You see it before you hear it.
That was one of the first things that struck me at Cape Kennedy. The spacecraft lifts off, you can clearly see it rising, and yet for a few moments your eyes are ahead of your ears. Then, only afterward, the sound arrives.
And when it arrives, it is dramatic.

It is very, very loud. It seems to swoop down on you, almost rush at you, and it is startling. What had looked almost graceful from a distance suddenly becomes something else entirely — raw force, sound catching up with sight.

I had experienced that earlier in the week with a SpaceX launch, so when Alexis and I returned to watch Artemis II, I knew what was coming — or thought I did. Even when you expect it, it still feels uncanny. You are watching this huge event unfold in real time, but part of it reaches you later.
This time, interestingly, we did not feel the same physical pressure in the body that I had noticed during the earlier SpaceX launch. I am not sure why. It may have been where we were standing, the weather, the wind, or something else entirely. But the delay between sight and sound was unmistakable.
And powerful.

What also struck me was how many people were willing to arrange part of their lives around seeing it. Estimates were that roughly 400,000 people watched from the general area, and I would not be surprised if the true number was even larger.

My sister and brother-in-law, two hours away in Stuart, could see it from where they were. Closer in, the whole region seemed drawn toward the same moment. Roads were lined with parked cars. People claimed spots hours in advance. Families brought lawn chairs and settled into parks along the waterway, waiting patiently for a good view.
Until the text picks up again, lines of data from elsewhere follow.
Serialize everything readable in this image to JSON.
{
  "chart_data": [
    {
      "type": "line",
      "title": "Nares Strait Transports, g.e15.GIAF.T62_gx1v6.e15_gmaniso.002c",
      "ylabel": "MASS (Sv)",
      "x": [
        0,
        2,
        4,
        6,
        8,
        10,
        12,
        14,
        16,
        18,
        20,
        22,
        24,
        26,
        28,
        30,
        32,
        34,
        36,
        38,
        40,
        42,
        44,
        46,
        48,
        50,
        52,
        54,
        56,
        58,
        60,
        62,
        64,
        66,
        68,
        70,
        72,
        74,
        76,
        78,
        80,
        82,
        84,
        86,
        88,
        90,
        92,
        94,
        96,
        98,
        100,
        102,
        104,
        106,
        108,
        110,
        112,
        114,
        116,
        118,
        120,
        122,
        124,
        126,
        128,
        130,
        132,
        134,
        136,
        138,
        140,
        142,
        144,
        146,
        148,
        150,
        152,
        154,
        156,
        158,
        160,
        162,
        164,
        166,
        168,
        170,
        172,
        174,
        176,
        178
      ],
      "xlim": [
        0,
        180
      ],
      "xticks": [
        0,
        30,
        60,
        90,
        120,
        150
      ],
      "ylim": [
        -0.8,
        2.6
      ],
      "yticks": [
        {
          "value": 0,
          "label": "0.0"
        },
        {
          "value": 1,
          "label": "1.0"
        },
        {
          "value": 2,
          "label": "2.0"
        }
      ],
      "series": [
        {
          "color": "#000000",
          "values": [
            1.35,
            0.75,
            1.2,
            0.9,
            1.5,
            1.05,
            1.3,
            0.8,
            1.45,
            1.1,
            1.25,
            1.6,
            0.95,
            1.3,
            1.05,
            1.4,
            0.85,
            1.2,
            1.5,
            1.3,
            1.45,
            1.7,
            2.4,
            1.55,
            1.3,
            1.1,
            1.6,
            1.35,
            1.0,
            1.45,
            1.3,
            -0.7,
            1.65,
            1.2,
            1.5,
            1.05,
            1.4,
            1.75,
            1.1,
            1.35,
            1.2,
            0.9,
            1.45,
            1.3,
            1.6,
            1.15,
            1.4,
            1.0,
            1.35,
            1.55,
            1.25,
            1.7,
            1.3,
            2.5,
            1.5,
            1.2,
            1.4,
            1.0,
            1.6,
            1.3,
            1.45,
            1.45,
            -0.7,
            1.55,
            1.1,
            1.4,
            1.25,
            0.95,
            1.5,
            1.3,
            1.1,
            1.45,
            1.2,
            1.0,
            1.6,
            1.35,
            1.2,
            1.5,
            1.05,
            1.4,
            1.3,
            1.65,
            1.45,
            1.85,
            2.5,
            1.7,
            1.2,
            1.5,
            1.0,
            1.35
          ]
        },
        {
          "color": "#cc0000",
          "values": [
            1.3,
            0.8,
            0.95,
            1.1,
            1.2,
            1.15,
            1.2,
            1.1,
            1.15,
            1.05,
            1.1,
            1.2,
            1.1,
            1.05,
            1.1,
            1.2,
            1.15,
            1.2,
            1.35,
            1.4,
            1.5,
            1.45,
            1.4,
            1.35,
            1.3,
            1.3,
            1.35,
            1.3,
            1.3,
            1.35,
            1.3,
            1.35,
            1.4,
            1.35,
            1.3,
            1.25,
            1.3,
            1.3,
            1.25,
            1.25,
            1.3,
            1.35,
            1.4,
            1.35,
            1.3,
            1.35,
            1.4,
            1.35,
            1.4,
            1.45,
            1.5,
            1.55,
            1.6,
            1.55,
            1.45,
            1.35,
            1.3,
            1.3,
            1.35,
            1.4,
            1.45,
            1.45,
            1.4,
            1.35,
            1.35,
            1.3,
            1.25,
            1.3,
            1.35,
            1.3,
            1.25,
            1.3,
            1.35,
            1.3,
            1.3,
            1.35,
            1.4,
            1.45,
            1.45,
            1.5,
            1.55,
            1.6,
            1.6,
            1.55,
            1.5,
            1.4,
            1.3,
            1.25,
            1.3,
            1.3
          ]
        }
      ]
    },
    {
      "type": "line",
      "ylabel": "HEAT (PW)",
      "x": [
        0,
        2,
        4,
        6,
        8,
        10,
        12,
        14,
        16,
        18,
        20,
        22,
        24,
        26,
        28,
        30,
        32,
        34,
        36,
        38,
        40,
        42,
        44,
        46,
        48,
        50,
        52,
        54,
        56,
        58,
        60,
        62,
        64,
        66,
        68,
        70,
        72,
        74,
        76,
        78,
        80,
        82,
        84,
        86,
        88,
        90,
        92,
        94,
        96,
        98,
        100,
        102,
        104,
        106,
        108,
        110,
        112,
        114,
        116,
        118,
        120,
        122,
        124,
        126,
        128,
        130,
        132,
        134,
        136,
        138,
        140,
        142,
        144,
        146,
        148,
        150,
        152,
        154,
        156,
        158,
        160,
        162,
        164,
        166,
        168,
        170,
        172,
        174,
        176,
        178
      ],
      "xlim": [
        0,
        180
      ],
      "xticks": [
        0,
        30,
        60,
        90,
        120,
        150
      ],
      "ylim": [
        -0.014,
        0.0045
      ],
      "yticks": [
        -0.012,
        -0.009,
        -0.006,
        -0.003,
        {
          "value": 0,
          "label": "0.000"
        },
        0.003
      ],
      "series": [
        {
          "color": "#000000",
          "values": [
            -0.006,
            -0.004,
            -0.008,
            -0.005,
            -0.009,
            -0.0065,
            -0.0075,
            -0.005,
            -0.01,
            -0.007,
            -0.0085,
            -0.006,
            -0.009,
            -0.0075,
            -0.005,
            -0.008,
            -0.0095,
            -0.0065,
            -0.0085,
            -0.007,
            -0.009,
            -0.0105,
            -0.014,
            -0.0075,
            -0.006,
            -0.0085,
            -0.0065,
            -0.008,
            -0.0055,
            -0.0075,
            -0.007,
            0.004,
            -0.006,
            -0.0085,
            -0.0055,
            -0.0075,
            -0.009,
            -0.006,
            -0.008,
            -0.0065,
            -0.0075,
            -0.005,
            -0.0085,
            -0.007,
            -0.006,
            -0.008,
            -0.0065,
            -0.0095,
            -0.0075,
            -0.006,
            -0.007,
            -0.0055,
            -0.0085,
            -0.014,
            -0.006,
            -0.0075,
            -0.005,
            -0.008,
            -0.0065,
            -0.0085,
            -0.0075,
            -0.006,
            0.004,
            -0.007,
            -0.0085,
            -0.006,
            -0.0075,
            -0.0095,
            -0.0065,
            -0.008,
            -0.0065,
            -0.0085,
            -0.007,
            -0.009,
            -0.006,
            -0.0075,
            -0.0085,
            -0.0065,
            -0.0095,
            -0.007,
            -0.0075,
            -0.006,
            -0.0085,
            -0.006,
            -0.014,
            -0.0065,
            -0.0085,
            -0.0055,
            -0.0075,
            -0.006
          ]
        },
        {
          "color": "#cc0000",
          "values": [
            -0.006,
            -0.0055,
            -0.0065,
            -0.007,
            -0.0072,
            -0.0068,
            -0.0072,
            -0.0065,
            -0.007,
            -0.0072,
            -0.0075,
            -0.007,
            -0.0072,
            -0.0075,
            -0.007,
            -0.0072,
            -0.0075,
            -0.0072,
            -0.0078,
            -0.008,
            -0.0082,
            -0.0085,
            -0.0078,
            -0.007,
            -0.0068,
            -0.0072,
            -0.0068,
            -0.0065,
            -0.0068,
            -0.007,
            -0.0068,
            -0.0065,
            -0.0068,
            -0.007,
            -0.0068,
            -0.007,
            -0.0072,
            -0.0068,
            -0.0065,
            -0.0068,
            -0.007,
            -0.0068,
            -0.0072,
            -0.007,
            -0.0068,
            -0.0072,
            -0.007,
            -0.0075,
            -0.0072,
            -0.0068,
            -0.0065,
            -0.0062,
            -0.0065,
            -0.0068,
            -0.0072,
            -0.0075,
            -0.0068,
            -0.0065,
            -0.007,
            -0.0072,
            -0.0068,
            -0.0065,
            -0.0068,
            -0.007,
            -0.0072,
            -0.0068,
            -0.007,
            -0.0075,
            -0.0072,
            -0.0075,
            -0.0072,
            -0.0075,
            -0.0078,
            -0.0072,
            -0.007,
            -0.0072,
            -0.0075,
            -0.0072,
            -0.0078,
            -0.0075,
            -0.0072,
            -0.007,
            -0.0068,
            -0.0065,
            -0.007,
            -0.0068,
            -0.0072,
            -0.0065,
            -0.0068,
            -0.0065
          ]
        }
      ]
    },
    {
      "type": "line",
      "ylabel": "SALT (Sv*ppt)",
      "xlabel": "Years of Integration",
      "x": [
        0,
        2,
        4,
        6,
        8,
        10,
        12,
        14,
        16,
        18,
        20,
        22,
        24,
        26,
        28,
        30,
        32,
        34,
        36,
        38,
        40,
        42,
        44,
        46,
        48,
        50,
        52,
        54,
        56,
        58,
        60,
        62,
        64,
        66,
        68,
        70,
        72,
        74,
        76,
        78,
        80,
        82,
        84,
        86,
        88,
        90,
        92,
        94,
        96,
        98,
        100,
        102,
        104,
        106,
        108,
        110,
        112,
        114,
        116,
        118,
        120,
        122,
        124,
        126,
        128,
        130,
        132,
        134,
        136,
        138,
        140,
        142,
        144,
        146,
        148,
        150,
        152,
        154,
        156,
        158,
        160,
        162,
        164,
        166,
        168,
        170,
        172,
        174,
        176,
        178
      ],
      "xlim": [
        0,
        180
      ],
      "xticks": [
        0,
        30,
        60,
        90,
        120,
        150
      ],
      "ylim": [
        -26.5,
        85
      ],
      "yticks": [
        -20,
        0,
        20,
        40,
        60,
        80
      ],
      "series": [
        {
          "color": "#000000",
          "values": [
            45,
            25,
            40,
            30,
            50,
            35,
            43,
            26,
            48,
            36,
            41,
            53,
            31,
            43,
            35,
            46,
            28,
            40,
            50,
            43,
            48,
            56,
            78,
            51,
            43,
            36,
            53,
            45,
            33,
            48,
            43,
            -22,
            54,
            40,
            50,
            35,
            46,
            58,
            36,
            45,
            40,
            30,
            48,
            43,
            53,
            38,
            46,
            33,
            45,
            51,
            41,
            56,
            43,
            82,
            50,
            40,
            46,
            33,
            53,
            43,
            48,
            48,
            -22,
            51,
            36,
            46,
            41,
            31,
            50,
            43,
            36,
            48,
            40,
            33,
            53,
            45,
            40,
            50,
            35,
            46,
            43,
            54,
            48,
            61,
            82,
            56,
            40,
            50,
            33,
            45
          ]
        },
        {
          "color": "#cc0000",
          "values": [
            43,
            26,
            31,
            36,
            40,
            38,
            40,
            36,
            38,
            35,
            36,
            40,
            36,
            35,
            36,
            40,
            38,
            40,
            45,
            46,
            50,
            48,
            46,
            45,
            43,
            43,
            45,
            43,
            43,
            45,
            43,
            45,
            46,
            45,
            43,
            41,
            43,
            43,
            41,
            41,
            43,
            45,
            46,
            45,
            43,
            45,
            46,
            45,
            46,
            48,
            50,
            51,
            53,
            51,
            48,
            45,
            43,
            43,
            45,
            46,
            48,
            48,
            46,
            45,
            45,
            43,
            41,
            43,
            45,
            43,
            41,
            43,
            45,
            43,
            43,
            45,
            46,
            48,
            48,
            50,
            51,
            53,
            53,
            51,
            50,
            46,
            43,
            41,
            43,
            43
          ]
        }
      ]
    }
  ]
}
We were fortunate to have special access to the visitor center, where we stood among thousands of others, all of us there for the same reason. Young people. Older people. Families. Serious space buffs. Curious tourists. People from all walks of life. For a little while, all of them were focused on the exact same thing.
I found that moving.
In an age when so many of us experience major events through screens, here were hundreds of thousands of people willing to leave home, wait for hours, fight traffic, and stand shoulder to shoulder with strangers just to watch something rise into the sky. There was something almost old-fashioned about that, and something heartening too.
The launch itself was spectacular. But what may stay with me almost as much was the collective attention it commanded. In a fragmented world, this was one of those rare moments when huge numbers of people were looking in the same direction, waiting for the same instant, and sharing the same sense of anticipation. I felt lucky to be there.
Then came the trip home.
If the launch was majestic, the exit was not. The traffic jam afterward was horrendous. It took forever to get out. Cars crawling, roads packed, patience tested. But even that seemed part of the experience. You do not gather that many people around something extraordinary without paying a price on the back end.
What I carry away most from that night is not just the image of the spacecraft climbing upward. It is the whole sequence: the preparation, the waiting, the flash of liftoff, the pause before the sound, the sound rushing in, the shared awe of the crowd, and then the slow crawl back to ordinary life.
Maybe that is part of what makes a launch so memorable.

It is not only the rocket.
It is the buildup. The anticipation. The community. The reminder that some things in life are important enough that people will gladly wait for them, travel for them, and inconvenience themselves for them.
And perhaps that is why the sound arrives late.
You see something extraordinary first. Only afterward do you fully feel it.